中心部に設けられた石室
発見当時中にあったものは?
あらためて熊山遺跡を細かくチェックしてみると、基壇の上に3段の石積みが構築された4層構造になっているのがわかる。また、4つの側面は正確に東西南北を指しているそうで、何らかの儀式に用いられたものと考えるのが自然に思える。
さらに、熊山遺跡の中心部には、高さ2メートルほどの石室が設けられている。石垣をよじ登るわけにもいかないので開口部を直接確かめることはできないが、発見当時、その石室の中には、高さ1.6メートルの陶製の筒型容器が納められていたという。

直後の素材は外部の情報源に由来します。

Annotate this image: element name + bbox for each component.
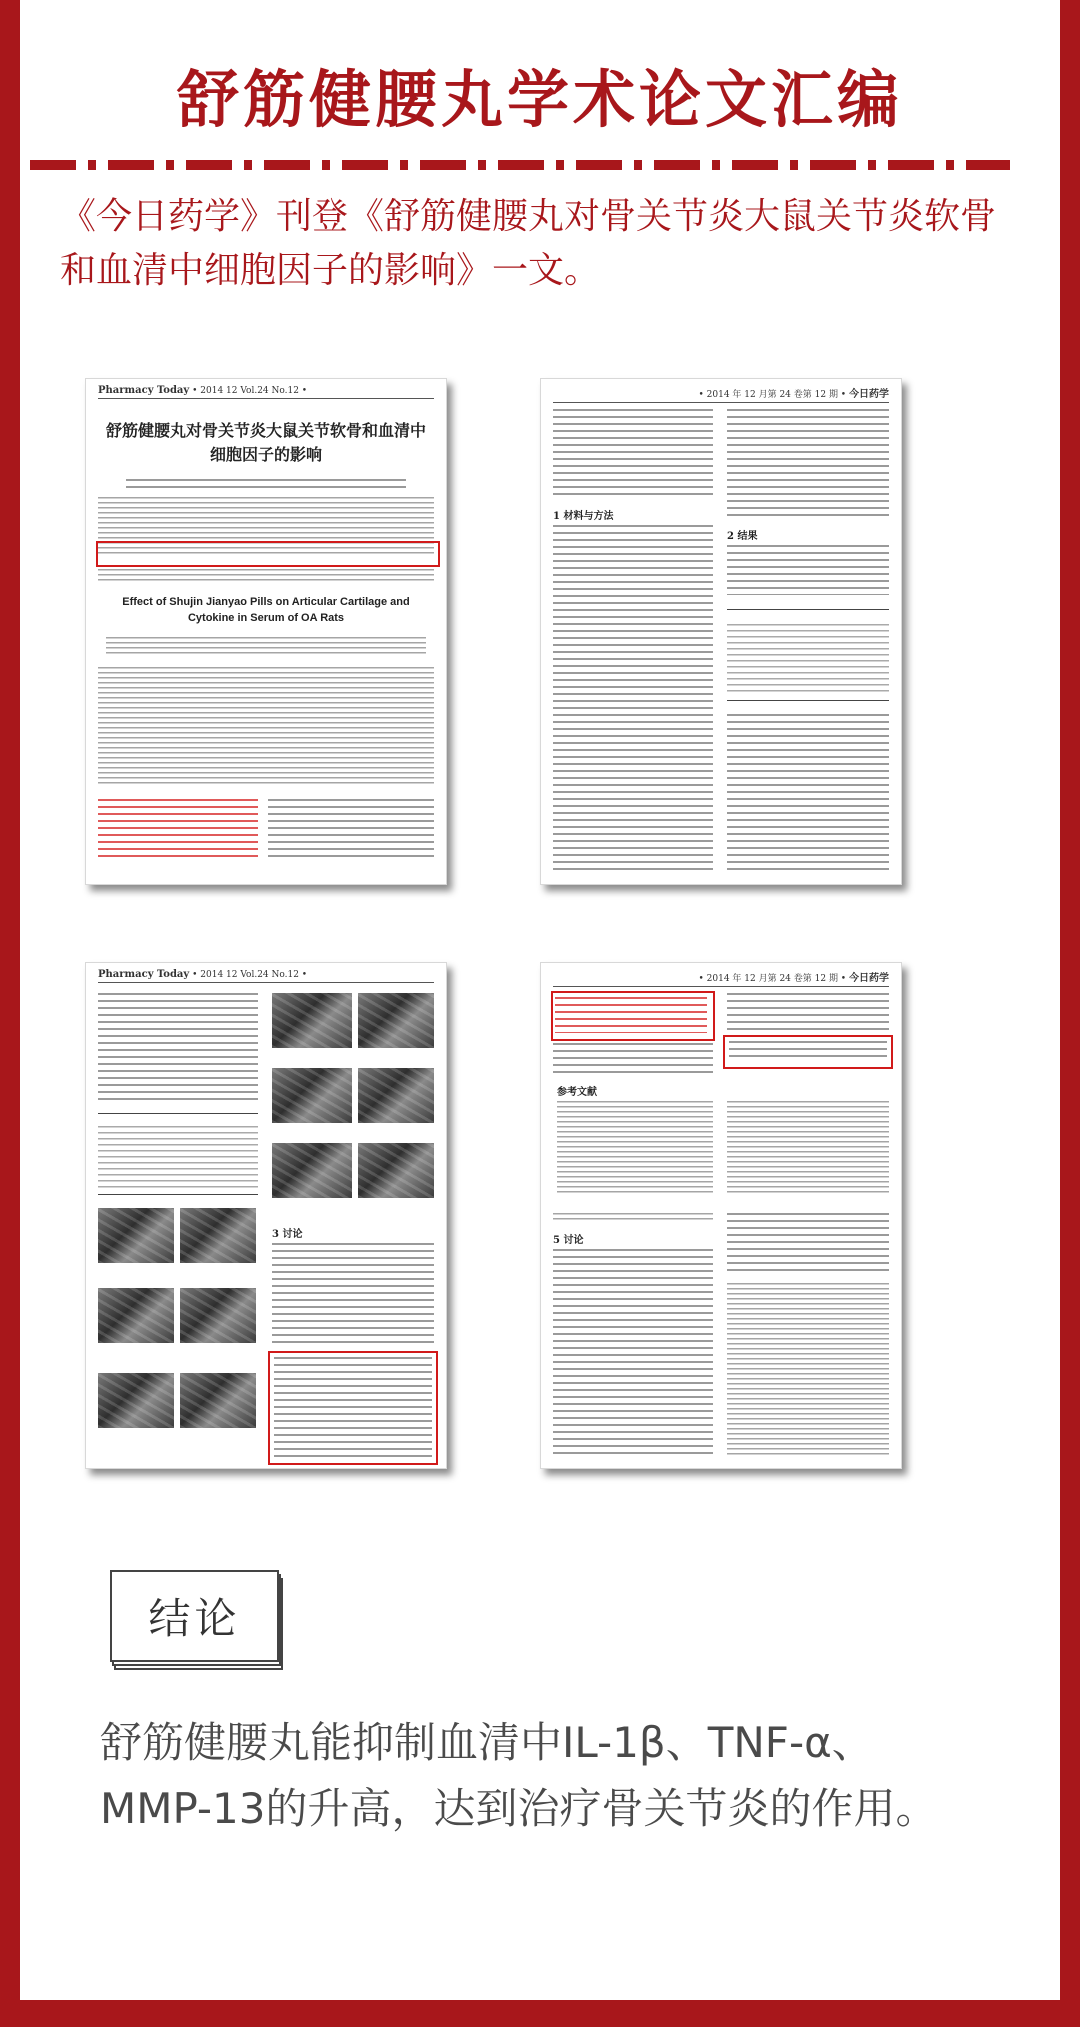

容器の中には三彩釉という低火度溶融の釉薬で彩られた小さな壺と、文字が書かれた皮製の巻物が入っていたと伝えられる。ところが残念なことに、その巻物ははるか昔に盗難に遭い、現在は行方がわからなくなっている(陶製容器のほうは奈良・天理大学附属天理参考館で管理されている)。
結局のところ、判明している情報はそのくらいで、この遺構が何なのか、いまのところ明確な答えは存在していないのが実情だ。
しかし、この地が山頂の伽藍(僧侶の修行場所)であったことや、石積みの方式から推測できる筑成年代からすると、奈良時代初期に造られた仏塔と解釈するのが現実的な落とし所のようだ。
たしかに、2段目の四方に設けられた窪みにしても、龕という仏像を納める厨子と解釈すれば辻褄は合う。そしてその仮説を裏付けるものが、奈良県に存在している。奈良市内、東大寺南大門から南に1キロほどの場所に残る、「頭塔」である。